When building a city, you have to look at it from a distance. You can't be close, because you will only see your house. But looking from above, we can see if the streets have been mapped out right or if the houses are too close. Only from above can we see if all the intricate, little patterns in each house, roof, street, business, park and so on fit together in the working machine of a city.
But we won't know if the city really is planned right unless it's lived in.
When writing, we can edit as soon as we finish, looking from above, but our stories haven't been 'lived in' yet. We still have the 'missing pieces' from our story in our minds. We fill in blanks without realizing it and pass over blatant errors, thinking we remember why we wrote that particular line. When you take at least a few months before you do your final edit, you won't remember everything. The writing becomes... fresher.

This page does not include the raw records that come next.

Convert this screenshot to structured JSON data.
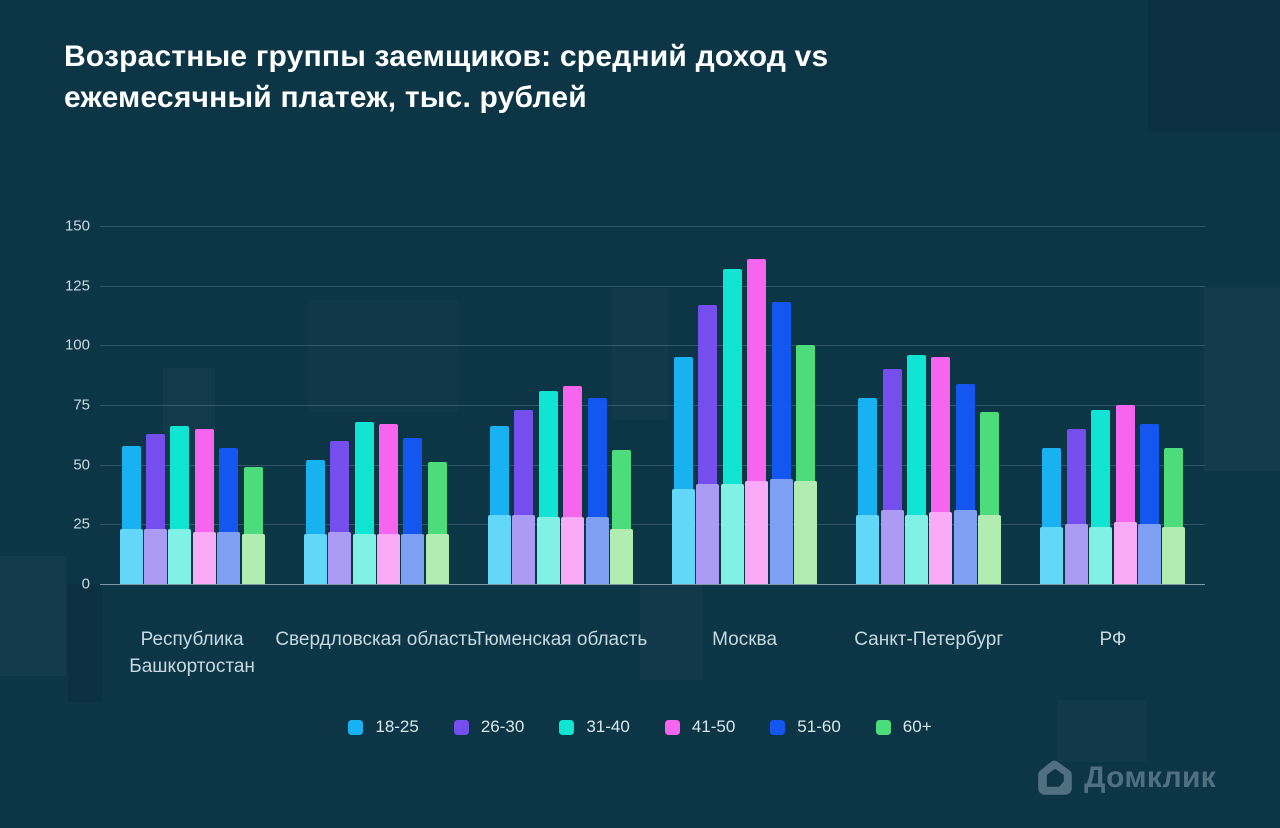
{
  "title": {
    "line1": "Возрастные группы заемщиков: средний доход vs",
    "line2": "ежемесячный платеж, тыс. рублей"
  },
  "brand": {
    "name": "Домклик",
    "logo_color": "#51707F"
  },
  "background_color": "#0C3546",
  "chart_data": {
    "type": "bar",
    "title": "Возрастные группы заемщиков: средний доход vs ежемесячный платеж, тыс. рублей",
    "unit": "тыс. рублей",
    "grid": true,
    "legend_position": "bottom",
    "categories": [
      "Республика Башкортостан",
      "Свердловская область",
      "Тюменская область",
      "Москва",
      "Санкт-Петербург",
      "РФ"
    ],
    "yticks": [
      0,
      25,
      50,
      75,
      100,
      125,
      150
    ],
    "ylim": [
      0,
      150
    ],
    "series_semantics": {
      "income": "средний доход (полная высота, насыщенный цвет)",
      "payment": "ежемесячный платеж (нижний светлый сегмент)"
    },
    "series": [
      {
        "name": "18-25",
        "color": "#18B1F2",
        "light_color": "#63D7F8",
        "income": [
          58,
          52,
          66,
          95,
          78,
          57
        ],
        "payment": [
          23,
          21,
          29,
          40,
          29,
          24
        ]
      },
      {
        "name": "26-30",
        "color": "#744FEE",
        "light_color": "#AB9BF3",
        "income": [
          63,
          60,
          73,
          117,
          90,
          65
        ],
        "payment": [
          23,
          22,
          29,
          42,
          31,
          25
        ]
      },
      {
        "name": "31-40",
        "color": "#10E4D3",
        "light_color": "#81F0E5",
        "income": [
          66,
          68,
          81,
          132,
          96,
          73
        ],
        "payment": [
          23,
          21,
          28,
          42,
          29,
          24
        ]
      },
      {
        "name": "41-50",
        "color": "#F765EE",
        "light_color": "#FAABF7",
        "income": [
          65,
          67,
          83,
          136,
          95,
          75
        ],
        "payment": [
          22,
          21,
          28,
          43,
          30,
          26
        ]
      },
      {
        "name": "51-60",
        "color": "#1356F0",
        "light_color": "#7FA0F2",
        "income": [
          57,
          61,
          78,
          118,
          84,
          67
        ],
        "payment": [
          22,
          21,
          28,
          44,
          31,
          25
        ]
      },
      {
        "name": "60+",
        "color": "#4CDC7C",
        "light_color": "#B2ECB0",
        "income": [
          49,
          51,
          56,
          100,
          72,
          57
        ],
        "payment": [
          21,
          21,
          23,
          43,
          29,
          24
        ]
      }
    ]
  }
}
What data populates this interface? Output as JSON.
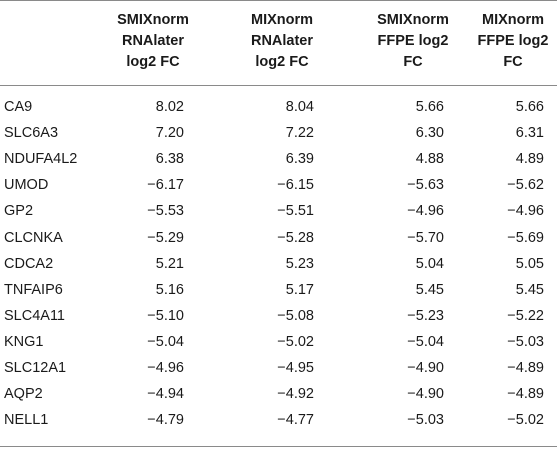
{
  "headers": [
    [
      "SMIXnorm",
      "RNAlater",
      "log2 FC"
    ],
    [
      "MIXnorm",
      "RNAlater",
      "log2 FC"
    ],
    [
      "SMIXnorm",
      "FFPE log2",
      "FC"
    ],
    [
      "MIXnorm",
      "FFPE log2",
      "FC"
    ]
  ],
  "rows": [
    {
      "gene": "CA9",
      "v": [
        "8.02",
        "8.04",
        "5.66",
        "5.66"
      ]
    },
    {
      "gene": "SLC6A3",
      "v": [
        "7.20",
        "7.22",
        "6.30",
        "6.31"
      ]
    },
    {
      "gene": "NDUFA4L2",
      "v": [
        "6.38",
        "6.39",
        "4.88",
        "4.89"
      ]
    },
    {
      "gene": "UMOD",
      "v": [
        "−6.17",
        "−6.15",
        "−5.63",
        "−5.62"
      ]
    },
    {
      "gene": "GP2",
      "v": [
        "−5.53",
        "−5.51",
        "−4.96",
        "−4.96"
      ]
    },
    {
      "gene": "CLCNKA",
      "v": [
        "−5.29",
        "−5.28",
        "−5.70",
        "−5.69"
      ]
    },
    {
      "gene": "CDCA2",
      "v": [
        "5.21",
        "5.23",
        "5.04",
        "5.05"
      ]
    },
    {
      "gene": "TNFAIP6",
      "v": [
        "5.16",
        "5.17",
        "5.45",
        "5.45"
      ]
    },
    {
      "gene": "SLC4A11",
      "v": [
        "−5.10",
        "−5.08",
        "−5.23",
        "−5.22"
      ]
    },
    {
      "gene": "KNG1",
      "v": [
        "−5.04",
        "−5.02",
        "−5.04",
        "−5.03"
      ]
    },
    {
      "gene": "SLC12A1",
      "v": [
        "−4.96",
        "−4.95",
        "−4.90",
        "−4.89"
      ]
    },
    {
      "gene": "AQP2",
      "v": [
        "−4.94",
        "−4.92",
        "−4.90",
        "−4.89"
      ]
    },
    {
      "gene": "NELL1",
      "v": [
        "−4.79",
        "−4.77",
        "−5.03",
        "−5.02"
      ]
    }
  ]
}
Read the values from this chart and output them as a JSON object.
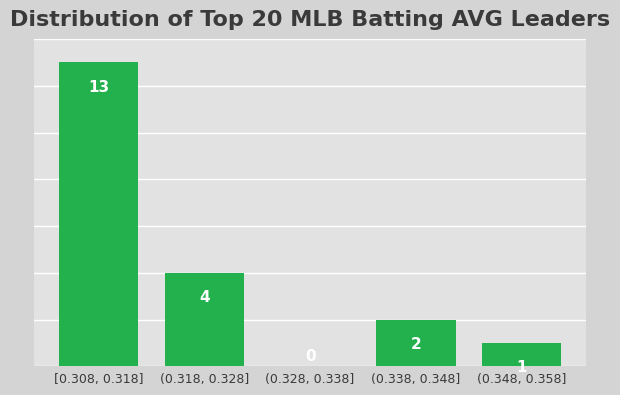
{
  "title": "Distribution of Top 20 MLB Batting AVG Leaders",
  "categories": [
    "[0.308, 0.318]",
    "(0.318, 0.328]",
    "(0.328, 0.338]",
    "(0.338, 0.348]",
    "(0.348, 0.358]"
  ],
  "values": [
    13,
    4,
    0,
    2,
    1
  ],
  "bar_color": "#22b14c",
  "label_color": "white",
  "label_fontsize": 11,
  "title_fontsize": 16,
  "title_fontweight": "bold",
  "background_color": "#d4d4d4",
  "plot_bg_color": "#e2e2e2",
  "ylim": [
    0,
    14
  ],
  "bar_width": 0.75,
  "grid_color": "white",
  "grid_linewidth": 1.0,
  "tick_label_fontsize": 9,
  "tick_label_color": "#3a3a3a"
}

When you look at something with clean eyes, from a far distance, you can see glaring holes. It allows you to look close at a building and ask, "Why this color?" or pan back and pick apart the highway. In our writing, it lets us see how bad some of our work really is. We find what our weaknesses are, and we can become mindful of them--making our newer work much easier to read and edit.
After letting the story feel 'lived in,' we can see the missing errors or plotholes. We can make sure to show, not tell with some villainous monologue left for the ending.
Time, in editing, is distance. Give yourself distance, and you'll have the best chance of being published. The publishing world will still be there tomorrow. If we want to show how brilliant our writing is, we must first be wise beyond our years.
6 comments:
Good advice, and advice I should follow. I'm so stoked when I finish something that I send it right out!
This is so appropriate for me. I just began doing a read through of my first (completed) novel manuscript. I loved this analogy.
I agree with you. I didn't do the final revision of my first novel until up to one year after the previous run-through. Distance really and truly is key.
Great advice! Distance and time can give us perspective. Same with critique groups and beta readers. They can find errors we didn't even realize we had.
Great post. Whenever editing is a huge struggle and the "improvements" I make are miniscule, I know I've jumped back in to start editing too soon.
Sheri - Thank you for stopping by again. I have been looking at an old story of mine and, with new work put into it, the revamped one is coming along amazingly. I strongly suggest distance.
Sidni - I'm glad this helps. Hopefully you can resist the temptation. My suggestion: write your next work, then come back.
Jeffrey Bessler - How much better did it come out now?
Lisa - I would love to try a good critique group. In the future, I look forward to checking one out.
Traci - That is a very good way to know when you are not far enough back. I'll add that to my list, if you don't mind.